Già, il Marchese sapeva che troppi incerti portava l’esito di un solo scontro che poteva ribaltare in poco tempo alleanze ed equilibri di cui si sarebbe osservato uno sviluppo immediato e non sempre riconducibile a favore. La sua natura era quella di attendere, osservare, soppesare… Questa volta, però si trattava di agire ed abbattere in qualche modo quel muro.
“Quel muro, quel muro … quel muro! “ . Ecco, faremo in questo modo, svelleremo le fondamenta in tre punti, scalzeremo un poco di mattoni, quanti ne son sufficienti al passare una corda, e poi i miei uomini più robusti e con traino di cavalli tireranno sino a farlo cadere! Quel muro, ormai senza scarpe cadrà a terra! Già, funziona certamente! Ma quanto rumore ci sarà! Le tende delle guardie francesi sobbalzeranno, e con le guardie le loro donne che dovranno lasciare quanto più a lor piace … Ecco faremo un gran fracasso, faremo rullare i tamburi, spareremo i nostri archibugi, gli uomini urleranno come ad una festa di borrachos, e ci muoveremo tutti verso nord come se volessimo lasciare il campo. Confonderemo i Francesi, ed una volta dentro il parco toccherà alla bravura dei nostri archibugieri fare la differenza…
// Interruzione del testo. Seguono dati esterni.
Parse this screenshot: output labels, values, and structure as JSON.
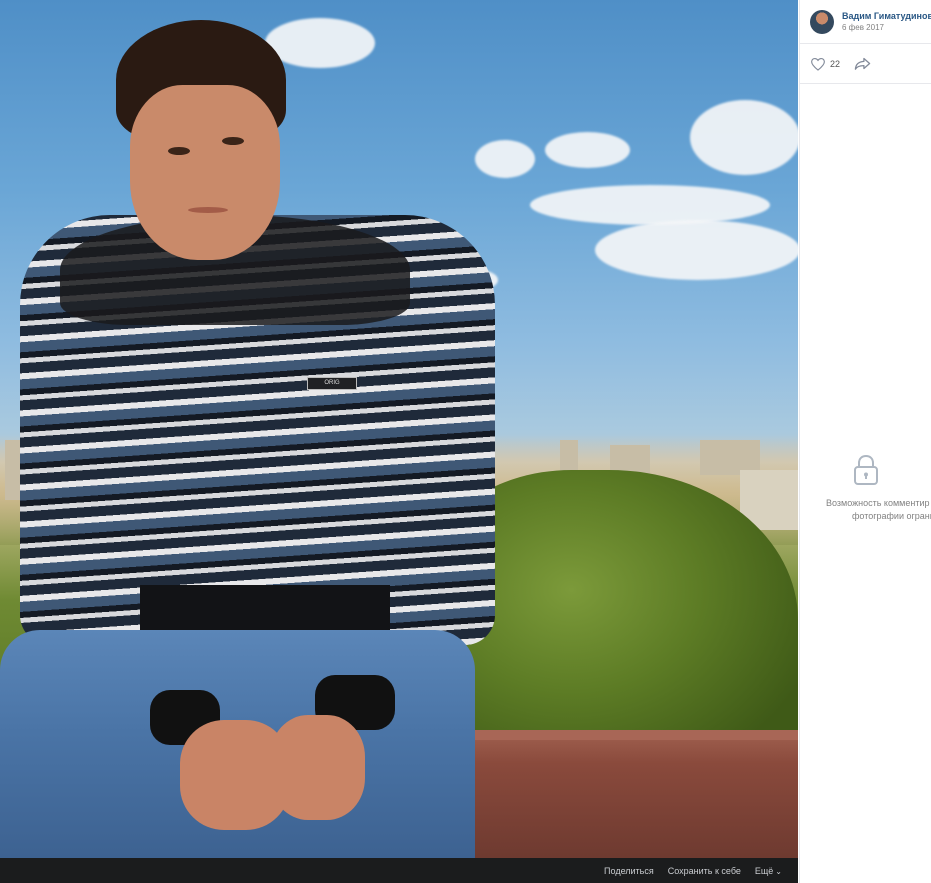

Poche ore dopo, alle prime luci dell’alba di quel 24 febbraio 1525, dopo un primo assalto vittorioso della cavalleria pesante francese, che sembrava aver già deciso la vittoria, gli archibugieri spagnoli, rinforzati dai micidiali moschetti appoggiati su forche, facevano strage di quei valorosi homini d’arme, forando le loro corazze, e costringendo Re Francesco alla resa. Su di loro, i migliori nobili di Francia pronti sino a quel giorno a giubilare il loro monarca vittorioso, calava la furia delle razzie Imperiali, che per diritto guerresco si impadronivano delle stupende spade dalle sfarzose impugnature e delle gemme incastonate sugli anelli dorati, segni distintivi e di vanto delle rispettive appartenenze. Raramente si era visto un Re, comandante in campo del proprio esercito arrendersi a terra e consegnare la spada in segno di sconfitta. A quell’uomo, infinito generatore di desideri impossibili, soggiogante ed irrisolto, rispondeva in viso la sua vanagloria che nello spazio di un battito lo costringeva a misurarsi con il fango della sua etica e con quello dei boschi della Vernavola.
Nelle ore più cupe che quel giorno di tenebra stava riservando a re Francesco, lontano miglia e miglia l’imperatore Carlo V, ancora ignaro di quanto stava avvenendo, riceveva le riverenze dei mille cortigiani che ossequiosamente lo omaggiavano nel giorno del suo 25imo genetliaco.Fuori da quel palazzo, l’aria non era mai stata così leggera ed impalpabile.